The new youth orchestra pairs some of the most talented children with the young professionals, not only for instruction, but also for performance. In concerts, the more seasoned musicians perform next to the children in an atypical mentoring relationship Wieck says "is working."

"Theoretically, the children should be more nervous (before a concert) because they have less experience, but they feel secure because their teachers are with them," Wieck says.

Wieck says signs of success are evident in the artistic quality of the performances. When the students play with their teachers in the advanced orchestras, they reach almost professional level. The music making in this group has passion and "a distinct feeling." Students performing in the younger group sound like a middle school orchestra.

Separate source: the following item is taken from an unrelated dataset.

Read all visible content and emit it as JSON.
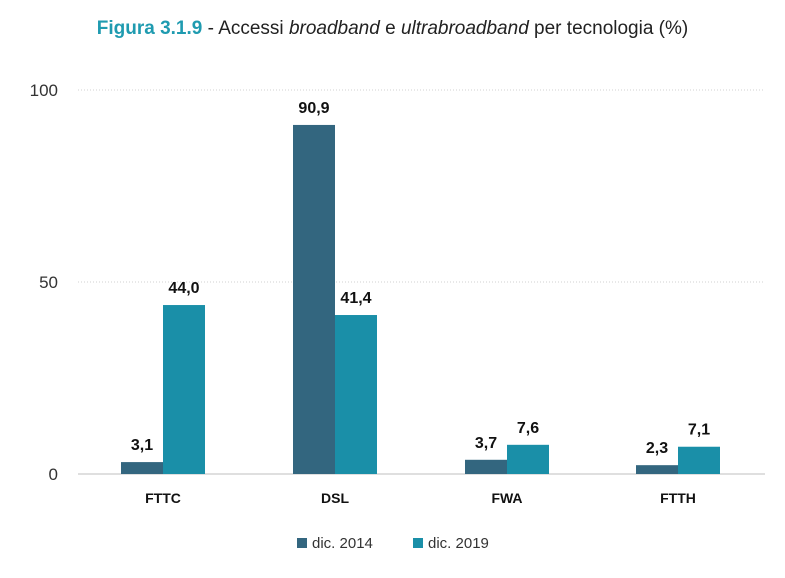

"Yet, there's something else you don't expect in a performance by musicians at these ages with little experience. It's very appealing, with a definite excitement, and the audience feels that," Wieck says. "When people play with passion, they begin to shape the music. These are not kids playing separate notes. Their performances are compelling. That's what impressed me."

It was in his one-on-one sessions with the children that Wieck realized their individual drive — and their intensity. Most were performing on instruments provided by the foundation. In the week leading up to the public concert, the youngsters arrived daily by 9 a.m. and practiced throughout the day. It was in the rehearsals, without mentors performing at their side, that the young musicians had to "step up," says Wieck.

"For example, there was a boy about 14 from an underprivileged family who a year ago didn't know anything about classical music. He not only was introduced to it, but also learned to love and perform classical music as a percussionist. While his teacher spent time in rehearsals helping him find his place (in the music), in concert, the boy played Beethoven's Fifth correctly."

For some of the students, their participation in the national youth orchestra will lead to musical careers. For all, it opens doors to high culture.

"The way they're being taught opens a whole new world of beauty through music," Wieck says.

Despite his 34-year musical career, Wieck says he learned some powerful lessons from the young musicians. One of the most important: how strongly they feel about the privilege to be a musician.

"In a time when many rich countries, including ours and some in Europe, begin to think the arts expensive and, as a result, fund less and less, Guatemala, a country with limited resources, decided this kind of arts program is important and had no problem finding money. This is an example for everyone. It also really shows that supporting the arts is a question of priorities. I'm impressed that people in that country have the right priorities," he says.

"My mentor Iosif Andriasov always talked about the importance of the arts in society," he says. "Music is not just entertainment. This experience goes to the core of that philosophy, showing that music can bring people together in a profound way that may improve their quality of life. And music is not just for one person, but for a whole society. That's what the Guatemalans behind this project believe."